On observe également que le gain de rendement du bifacial, dans des situations appropriées, améliore le « bilan carbone » du kWh produit, grâce à une durée d’exploitation optimisée.

Montage, entretien et accessibilité

Facilité de pose

Le monocristallin classique, par son caractère universel, ne requiert pas d’adaptation spécifique ou de structure surélevée, ce qui réduit les coûts de main-d’œuvre.

Le bifacial, en revanche, implique une mise en œuvre plus minutieuse, tant pour optimiser la captation que pour maintenir accessible la face arrière lors des opérations d’entretien ou de maintenance.

Maintenance en conditions réelles

Un module classique se nettoie aisément depuis la toiture, sans matériel supplémentaire.

Un bifacial nécessite d’éviter tout dépôt sur la face arrière (poussière, feuilles mortes…), demandant éventuellement des interventions plus fréquentes selon l’environnement (zones arborées, pollen, pollution urbaine).

Focus sur la rentabilité : ce que disent les chiffres

Pour un projet résidentiel standard, hors conditions optimales de réflexion, l’écart de production entre les deux technologies reste contenu et ne justifie souvent pas la différence budgétaire à l’achat.

En revanche, le calcul évolue dès lors que la lumière réfléchie atteint un niveau significatif : parking, hangar, toit plat commercial, les kWh supplémentaires produits font vite la différence, ramenant l’investissement à parité en quelques années via la revente de surplus ou l’autoconsommation accrue.

Éléments de garantie juridique et conformité

Attention : la pose de modules bifaciaux sur une toiture nécessite parfois un check réglementaire plus poussé (notamment sur la structure porteuse), le surpoids du double vitrage ou la résistance au vent devant être vérifiés.

La majorité des fabricants certifiés (marquage CE, conformité IEC…) délivrent des fiches techniques précises permettant de comparer fiabilité, résistance et compatibilité avec l’ensemble des boitiers d’optimisation actuels.

Synthèse : à chaque usage son panneau idéal

La décision entre bifacial et monocristallin classique dépend étroitement du contexte et des moyens :

  • Pour la plupart des toitures résidentielles, le monocristallin reste le standard gagnant pour sa simplicité, sa rentabilité éprouvée et sa large adoption.
  • Sur les sites ouverts, plateformes industrielles, ombrières et projets agricoles ou d’architecture solaire, le bifacial tire son épingle du jeu en rehaussant sensiblement la production sur la totalité de la surface exploitée.

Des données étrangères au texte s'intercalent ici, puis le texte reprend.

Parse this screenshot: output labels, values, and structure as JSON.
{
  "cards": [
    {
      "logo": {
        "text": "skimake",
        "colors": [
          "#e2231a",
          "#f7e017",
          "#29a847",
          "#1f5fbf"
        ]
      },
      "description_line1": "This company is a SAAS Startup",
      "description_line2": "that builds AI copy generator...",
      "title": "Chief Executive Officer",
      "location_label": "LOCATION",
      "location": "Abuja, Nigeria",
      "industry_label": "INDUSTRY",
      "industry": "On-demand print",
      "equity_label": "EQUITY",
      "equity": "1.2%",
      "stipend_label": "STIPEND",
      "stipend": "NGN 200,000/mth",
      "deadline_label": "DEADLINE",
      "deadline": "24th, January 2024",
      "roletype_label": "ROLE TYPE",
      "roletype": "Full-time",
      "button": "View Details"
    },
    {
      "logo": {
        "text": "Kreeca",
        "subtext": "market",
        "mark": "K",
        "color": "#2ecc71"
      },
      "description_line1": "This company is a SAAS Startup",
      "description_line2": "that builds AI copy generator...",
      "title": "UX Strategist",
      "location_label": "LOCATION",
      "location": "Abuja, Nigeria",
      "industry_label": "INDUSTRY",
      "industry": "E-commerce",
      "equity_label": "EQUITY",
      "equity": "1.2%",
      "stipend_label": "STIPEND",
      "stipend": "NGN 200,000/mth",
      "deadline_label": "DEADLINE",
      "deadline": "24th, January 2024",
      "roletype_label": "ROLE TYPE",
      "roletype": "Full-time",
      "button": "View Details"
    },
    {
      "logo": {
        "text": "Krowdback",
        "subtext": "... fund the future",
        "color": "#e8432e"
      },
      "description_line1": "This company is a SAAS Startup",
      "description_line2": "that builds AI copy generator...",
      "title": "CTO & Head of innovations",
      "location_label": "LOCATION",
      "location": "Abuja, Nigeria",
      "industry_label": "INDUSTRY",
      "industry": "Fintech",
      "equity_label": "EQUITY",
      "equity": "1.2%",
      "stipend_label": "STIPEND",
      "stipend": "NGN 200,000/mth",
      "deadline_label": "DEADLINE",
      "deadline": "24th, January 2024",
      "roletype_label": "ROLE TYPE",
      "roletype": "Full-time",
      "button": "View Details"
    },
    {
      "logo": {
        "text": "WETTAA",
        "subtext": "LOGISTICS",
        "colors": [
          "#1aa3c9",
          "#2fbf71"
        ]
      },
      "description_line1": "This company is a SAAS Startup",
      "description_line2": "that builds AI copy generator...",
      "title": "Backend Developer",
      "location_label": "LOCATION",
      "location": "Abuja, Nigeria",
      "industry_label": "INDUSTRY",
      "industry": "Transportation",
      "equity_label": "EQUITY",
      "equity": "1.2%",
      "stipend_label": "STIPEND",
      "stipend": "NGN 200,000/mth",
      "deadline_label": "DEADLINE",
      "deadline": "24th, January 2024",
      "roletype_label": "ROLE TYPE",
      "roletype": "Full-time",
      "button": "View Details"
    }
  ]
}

Évaluer les besoins, anticiper les éventuelles contraintes de site, et demander l’avis d’un professionnel certifié pour valider l’adéquation du projet avec le type de panneau choisi, demeure la meilleure approche pour profiter pleinement de la transition énergétique.

Questions fréquentes

Quels sont les critères pour profiter pleinement des panneaux bifaciaux ?

L’intérêt du bifacial repose sur quelques règles : exposer la face arrière à une grande quantité de lumière réfléchie, grâce à un revêtement de sol clair ou brillant et une structure suffisamment surélevée et espacée. Plus l’environnement immédiat réfléchit la lumière, plus le rendement généré via la seconde face est significatif.

Un panneau bifacial est-il vraiment rentable en maison individuelle ?

Dans la majorité des cas résidentiels, l’ajout d’un panneau bifacial n’amène qu’un gain marginal si la face arrière reste proche d’une toiture sombre ou peu réfléchissante. C'est dans les installations ouvertes, au sol ou sur des carports, que le surcoût s’amortit le plus vite.

Quelle est la différence principale entre le monocristallin et le bifacial ?

Le monocristallin capte la lumière uniquement par sa face supérieure, ce qui le rend optimal pour les toitures classiques et installations compactes. Le bifacial, entraînant un rendement supérieur grâce à la double exposition (avant et arrière), excelle si les conditions de site permettent une réflexion efficace du rayonnement solaire.